Two other officials based in Turkey, a member based in Gaza who has participated in Hamas's engagements with Russia and a leader authorized to speak publicly on behalf of the group and who previously oversaw border crossings at Gaza were also among those targeted, according to the Treasury.

The statement by Hamas said: "The Treasury Department's lists are based on misleading and false statements and foundations aimed at distorting the image of the movement's leaders ... while ignoring the imposition of sanctions on the occupation leaders who commit the most heinous war crimes."

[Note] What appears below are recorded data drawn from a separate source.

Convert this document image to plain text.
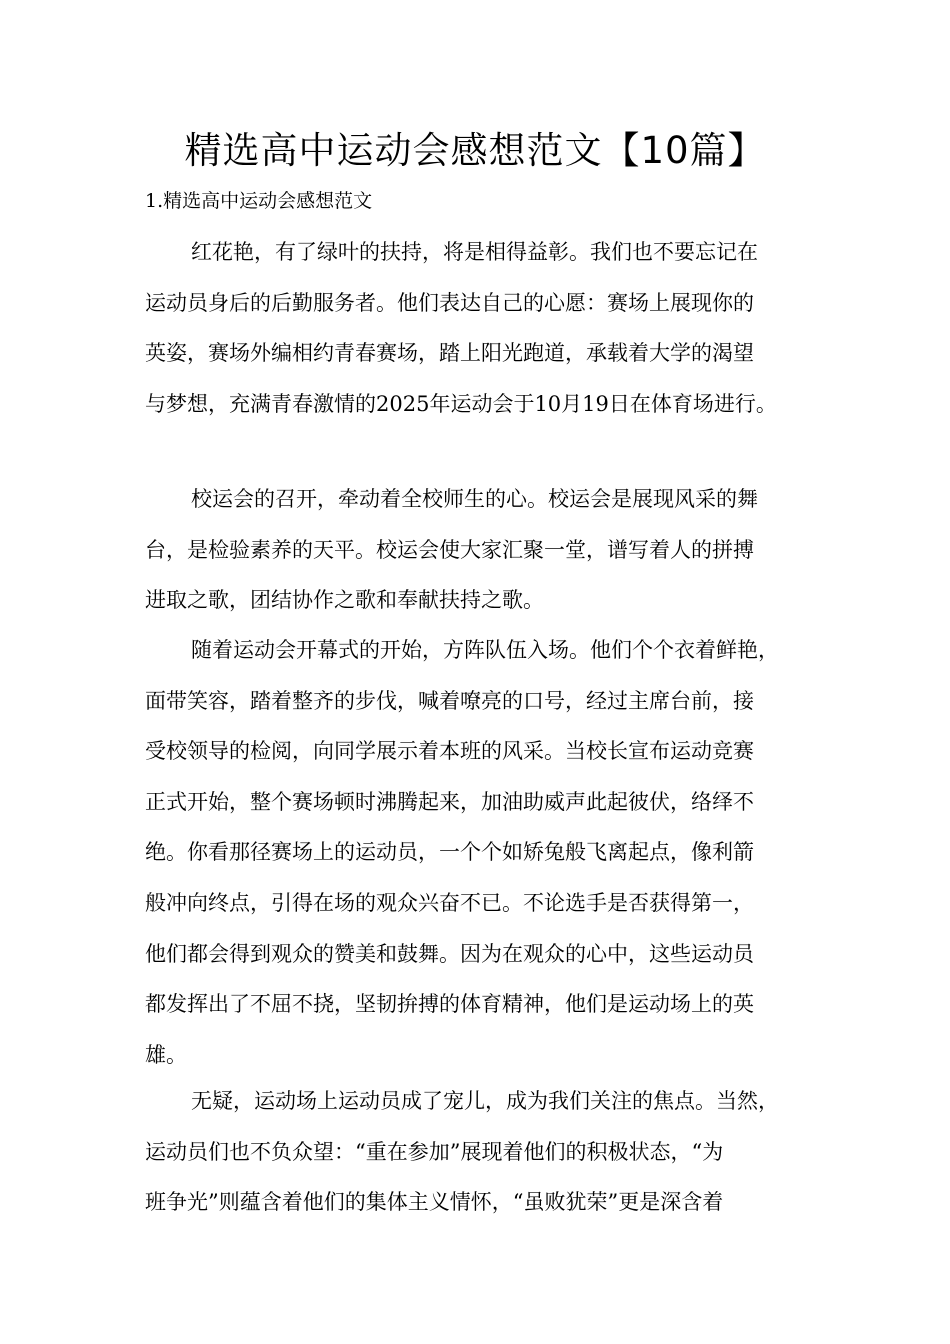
精选高中运动会感想范文【10篇】
1.精选高中运动会感想范文
红花艳，有了绿叶的扶持，将是相得益彰。我们也不要忘记在
运动员身后的后勤服务者。他们表达自己的心愿：赛场上展现你的
英姿，赛场外编相约青春赛场，踏上阳光跑道，承载着大学的渴望
与梦想，充满青春激情的2025年运动会于10月19日在体育场进行。
校运会的召开，牵动着全校师生的心。校运会是展现风采的舞
台，是检验素养的天平。校运会使大家汇聚一堂，谱写着人的拼搏
进取之歌，团结协作之歌和奉献扶持之歌。
随着运动会开幕式的开始，方阵队伍入场。他们个个衣着鲜艳，
面带笑容，踏着整齐的步伐，喊着嘹亮的口号，经过主席台前，接
受校领导的检阅，向同学展示着本班的风采。当校长宣布运动竞赛
正式开始，整个赛场顿时沸腾起来，加油助威声此起彼伏，络绎不
绝。你看那径赛场上的运动员，一个个如矫兔般飞离起点，像利箭
般冲向终点，引得在场的观众兴奋不已。不论选手是否获得第一，
他们都会得到观众的赞美和鼓舞。因为在观众的心中，这些运动员
都发挥出了不屈不挠，坚韧拚搏的体育精神，他们是运动场上的英
雄。
无疑，运动场上运动员成了宠儿，成为我们关注的焦点。当然，
运动员们也不负众望：“重在参加”展现着他们的积极状态，“为
班争光”则蕴含着他们的集体主义情怀，“虽败犹荣”更是深含着
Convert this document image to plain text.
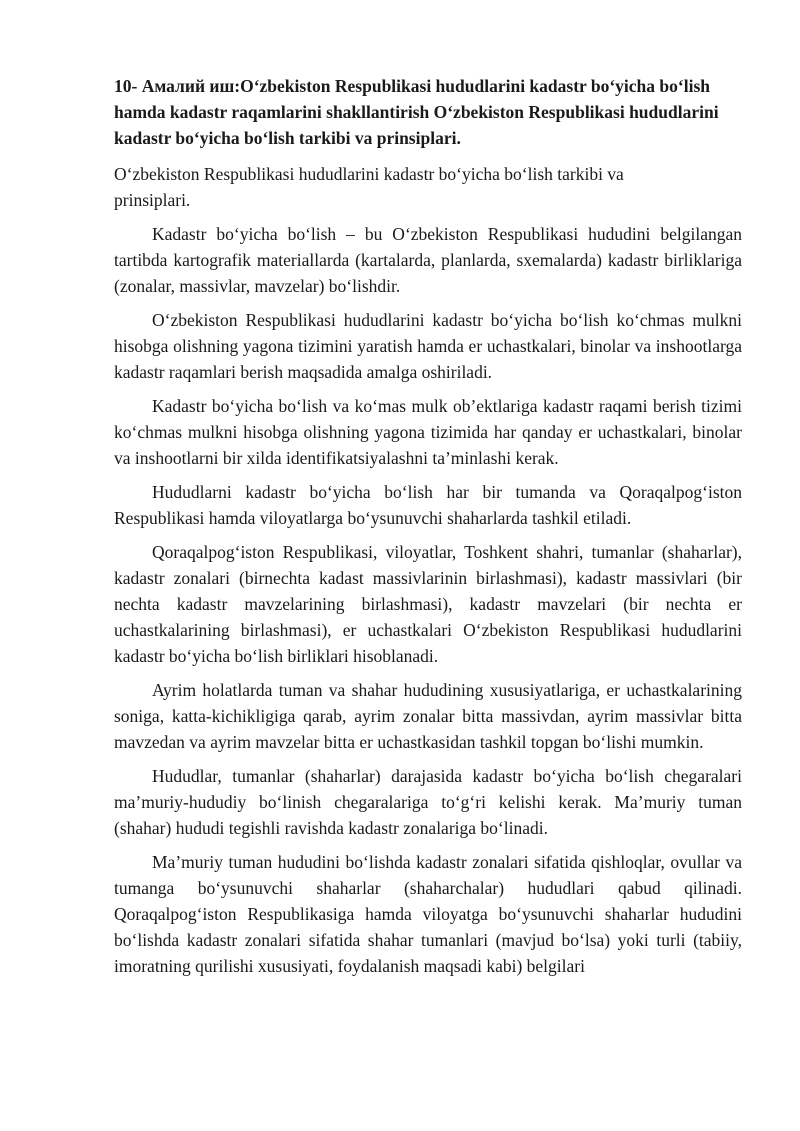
10- Амалий иш:O‘zbekiston Respublikasi hududlarini kadastr bo‘yicha bo‘lish hamda kadastr raqamlarini shakllantirish O‘zbekiston Respublikasi hududlarini kadastr bo‘yicha bo‘lish tarkibi va prinsiplari.
O‘zbekiston Respublikasi hududlarini kadastr bo‘yicha bo‘lish tarkibi va prinsiplari.

Kadastr bo‘yicha bo‘lish – bu O‘zbekiston Respublikasi hududini belgilangan tartibda kartografik materiallarda (kartalarda, planlarda, sxemalarda) kadastr birliklariga (zonalar, massivlar, mavzelar) bo‘lishdir.

O‘zbekiston Respublikasi hududlarini kadastr bo‘yicha bo‘lish ko‘chmas mulkni hisobga olishning yagona tizimini yaratish hamda er uchastkalari, binolar va inshootlarga kadastr raqamlari berish maqsadida amalga oshiriladi.

Kadastr bo‘yicha bo‘lish va ko‘mas mulk ob’ektlariga kadastr raqami berish tizimi ko‘chmas mulkni hisobga olishning yagona tizimida har qanday er uchastkalari, binolar va inshootlarni bir xilda identifikatsiyalashni ta’minlashi kerak.

Hududlarni kadastr bo‘yicha bo‘lish har bir tumanda va Qoraqalpog‘iston Respublikasi hamda viloyatlarga bo‘ysunuvchi shaharlarda tashkil etiladi.

Qoraqalpog‘iston Respublikasi, viloyatlar, Toshkent shahri, tumanlar (shaharlar), kadastr zonalari (birnechta kadast massivlarinin birlashmasi), kadastr massivlari (bir nechta kadastr mavzelarining birlashmasi), kadastr mavzelari (bir nechta er uchastkalarining birlashmasi), er uchastkalari O‘zbekiston Respublikasi hududlarini kadastr bo‘yicha bo‘lish birliklari hisoblanadi.

Ayrim holatlarda tuman va shahar hududining xususiyatlariga, er uchastkalarining soniga, katta-kichikligiga qarab, ayrim zonalar bitta massivdan, ayrim massivlar bitta mavzedan va ayrim mavzelar bitta er uchastkasidan tashkil topgan bo‘lishi mumkin.

Hududlar, tumanlar (shaharlar) darajasida kadastr bo‘yicha bo‘lish chegaralari ma’muriy-hududiy bo‘linish chegaralariga to‘g‘ri kelishi kerak. Ma’muriy tuman (shahar) hududi tegishli ravishda kadastr zonalariga bo‘linadi.

Ma’muriy tuman hududini bo‘lishda kadastr zonalari sifatida qishloqlar, ovullar va tumanga bo‘ysunuvchi shaharlar (shaharchalar) hududlari qabud qilinadi. Qoraqalpog‘iston Respublikasiga hamda viloyatga bo‘ysunuvchi shaharlar hududini bo‘lishda kadastr zonalari sifatida shahar tumanlari (mavjud bo‘lsa) yoki turli (tabiiy, imoratning qurilishi xususiyati, foydalanish maqsadi kabi) belgilari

The U.S. on Monday warned Turkey against hosting Hamas leadership, saying Washington does not believe leaders of a terrorist organization should be living comfortably.

Asked about reports that some Hamas leaders had moved to Turkey from Qatar, U.S. State Department spokesperson Matthew Miller did not confirm the reports but said he was not in a position to dispute them. He said Washington will make clear to Turkey's government that there can be no more business as usual with Hamas, Reuters reported.

Hamas-led gunmen attacked Israel in October 2023, killing 1,200 people and taking more than 250 hostages, according to Israeli tallies.

More than 43,500 Palestinians have been killed in Gaza over the past year, Palestinian health officials say, and Gaza has been reduced to a wasteland of wrecked buildings and piles of rubble, where more than two million Gazans are seeking shelter in makeshift tents and facing shortages of food and medicines.